Le edge computing décentralise le traitement de la donnée

Les objets connectés et l’IA fonctionnent souvent sur le même modèle : l’appareil récolte les informations d’utilisation, les envoie à l’entreprise qui traite les informations de façon centralisée et renvoie les résultats à l’appareil. Une façon de faire contre-productive pour Rand Hindi, cofondateur de Snips.

Il prend l’exemple d’une caméra de sécurité avec reconnaissance faciale. Si elle tourne dans le cloud, elle doit envoyer des vidéos en continu, une quantité d’informations très importante qui demande énormément de bande passante et entraîne donc une facture internet salée et un wifi saturé. Dans certain cas, passer par le cloud n’est même pas une option. Une voiture connectée ne peut pas se permettre de dépendre du cloud car elle est amenée à rouler dans des zones non connectées. Heureusement, le cloud n’est quasiment jamais nécessaire pour faire tourner les modèles d’intelligence artificielle, selon lui.
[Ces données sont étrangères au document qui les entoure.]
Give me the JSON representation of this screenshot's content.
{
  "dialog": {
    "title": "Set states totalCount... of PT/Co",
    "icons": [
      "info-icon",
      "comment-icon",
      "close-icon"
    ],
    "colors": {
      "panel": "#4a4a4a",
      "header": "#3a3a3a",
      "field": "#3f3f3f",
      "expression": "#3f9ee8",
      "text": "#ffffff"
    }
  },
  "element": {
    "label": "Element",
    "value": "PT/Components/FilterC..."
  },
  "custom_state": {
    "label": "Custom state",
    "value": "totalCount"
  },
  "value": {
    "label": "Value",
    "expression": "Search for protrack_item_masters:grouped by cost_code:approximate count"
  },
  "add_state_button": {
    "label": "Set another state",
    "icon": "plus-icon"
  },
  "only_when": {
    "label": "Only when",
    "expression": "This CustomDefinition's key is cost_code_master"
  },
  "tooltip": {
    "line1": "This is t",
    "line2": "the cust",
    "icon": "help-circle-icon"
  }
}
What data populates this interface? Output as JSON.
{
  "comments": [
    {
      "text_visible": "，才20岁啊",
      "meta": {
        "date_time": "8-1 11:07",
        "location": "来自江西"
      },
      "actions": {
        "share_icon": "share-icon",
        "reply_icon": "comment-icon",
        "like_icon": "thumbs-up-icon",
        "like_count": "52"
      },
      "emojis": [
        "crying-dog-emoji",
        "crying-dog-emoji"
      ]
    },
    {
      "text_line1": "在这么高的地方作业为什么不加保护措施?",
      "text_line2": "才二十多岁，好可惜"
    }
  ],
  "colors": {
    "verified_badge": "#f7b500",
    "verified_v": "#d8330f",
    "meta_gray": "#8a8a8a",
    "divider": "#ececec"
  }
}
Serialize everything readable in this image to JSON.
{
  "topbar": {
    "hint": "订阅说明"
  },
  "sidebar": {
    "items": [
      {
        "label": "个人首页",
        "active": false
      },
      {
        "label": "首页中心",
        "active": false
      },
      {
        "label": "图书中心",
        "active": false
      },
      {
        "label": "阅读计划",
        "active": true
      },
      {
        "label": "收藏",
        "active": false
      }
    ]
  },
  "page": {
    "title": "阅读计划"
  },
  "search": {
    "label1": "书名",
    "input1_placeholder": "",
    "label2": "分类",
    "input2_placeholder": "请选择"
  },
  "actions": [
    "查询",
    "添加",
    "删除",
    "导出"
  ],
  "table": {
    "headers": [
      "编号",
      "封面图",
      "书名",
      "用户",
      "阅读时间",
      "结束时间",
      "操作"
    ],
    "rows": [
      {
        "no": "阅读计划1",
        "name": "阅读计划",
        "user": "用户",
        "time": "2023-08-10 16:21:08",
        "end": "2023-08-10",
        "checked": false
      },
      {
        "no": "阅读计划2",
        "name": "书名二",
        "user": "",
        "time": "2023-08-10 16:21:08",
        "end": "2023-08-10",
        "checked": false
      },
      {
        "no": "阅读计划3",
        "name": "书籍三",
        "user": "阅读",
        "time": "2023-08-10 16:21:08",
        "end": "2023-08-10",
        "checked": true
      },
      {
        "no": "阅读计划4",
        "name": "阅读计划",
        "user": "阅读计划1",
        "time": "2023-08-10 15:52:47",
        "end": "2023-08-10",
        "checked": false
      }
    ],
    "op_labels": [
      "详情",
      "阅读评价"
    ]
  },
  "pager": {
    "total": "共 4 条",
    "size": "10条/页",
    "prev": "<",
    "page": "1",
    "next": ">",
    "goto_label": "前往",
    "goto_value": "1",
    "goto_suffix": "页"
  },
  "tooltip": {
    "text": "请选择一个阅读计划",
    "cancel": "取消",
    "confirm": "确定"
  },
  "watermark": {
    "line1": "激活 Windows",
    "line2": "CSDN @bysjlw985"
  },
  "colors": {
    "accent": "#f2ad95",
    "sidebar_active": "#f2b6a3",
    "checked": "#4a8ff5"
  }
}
L’entreprise peut très bien, pour un coût marginal, rajouter un processeur et faire l’analyse directement sur l’appareil. C’est ce qu’on appelle le edge computing : traiter les données à la périphérie (edge en anglais) du réseau, c’est-à-dire dans les appareils. Reste un problème : si les données ne sont pas partagées avec l’IA, comment l’IA peut-elle apprendre ?

Une nouvelle façon d’éduquer l’IA

Pour bien fonctionner, une intelligence artificielle a besoin d’apprendre et donc de traiter un grand nombre d’informations. Les données sont le pétrole de l’IA. Mais contrairement à ce que l’on peut penser, l’IA n’a pas besoin de toutes les données produites par les utilisateurs et utilisatrices. « Une fois que l’IA a suffisamment appris, une donnée supplémentaire ne change pas grand chose. 20% de la data donne 80% de la puissance », explique Rand Hindi.

Les entreprises qui ne souhaitent pas traiter les données de façon centralisée ont donc deux possibilités : faire les calculs sur les appareils et récupérer les données a posteriori pour faire progresser l’IA, c’est ce que fait l’intégralité des entreprises selon Rand Hindi, ou ne pas récolter de données du tout, c’est ce que fait Snips. Plutôt que de se nourrir de données personnelles, cette entreprise spécialiste de l’intelligence artificielle zero data a choisi de générer de la donnée synthétique.


Lire aussi : Les cinq clés pour mettre en place le privacy by design

Pour Frédéric Bordage, la seule solution c’est la frugalité numérique : acheter moins d’appareils et réduire son utilisation internet. Heureusement pour les entreprises, il existe de nouvelles approches qui permettent de réduire la quantité de données produites et partagées sans tirer un trait sur les objets connectés.

Le principe est simple, avant le lancement de l’outil, Snips se met dans la peaux d’utilisateurs pour générer de la « fake data ». « C’est aussi bien, voire mieux que la génération de données naturelles car cela nous permet de contrôler la qualité de données générées et d’avoir toutes les données nécessaires pour faire tourner l’algorithme avant même de lancer l’outil », explique Rand Hindi.

La solution miracle pour les objets connectés

Les avantages de combiner le edge computing et le zero data sont bien plus qu’économiques et écologiques. Avec le edge computing, la machine peut réagir plus vite et plus agilement, et avec le zero data la vie privée des utilisateurs est parfaitement respectée et le piratage devient plus difficile puisque les données sont décentralisées.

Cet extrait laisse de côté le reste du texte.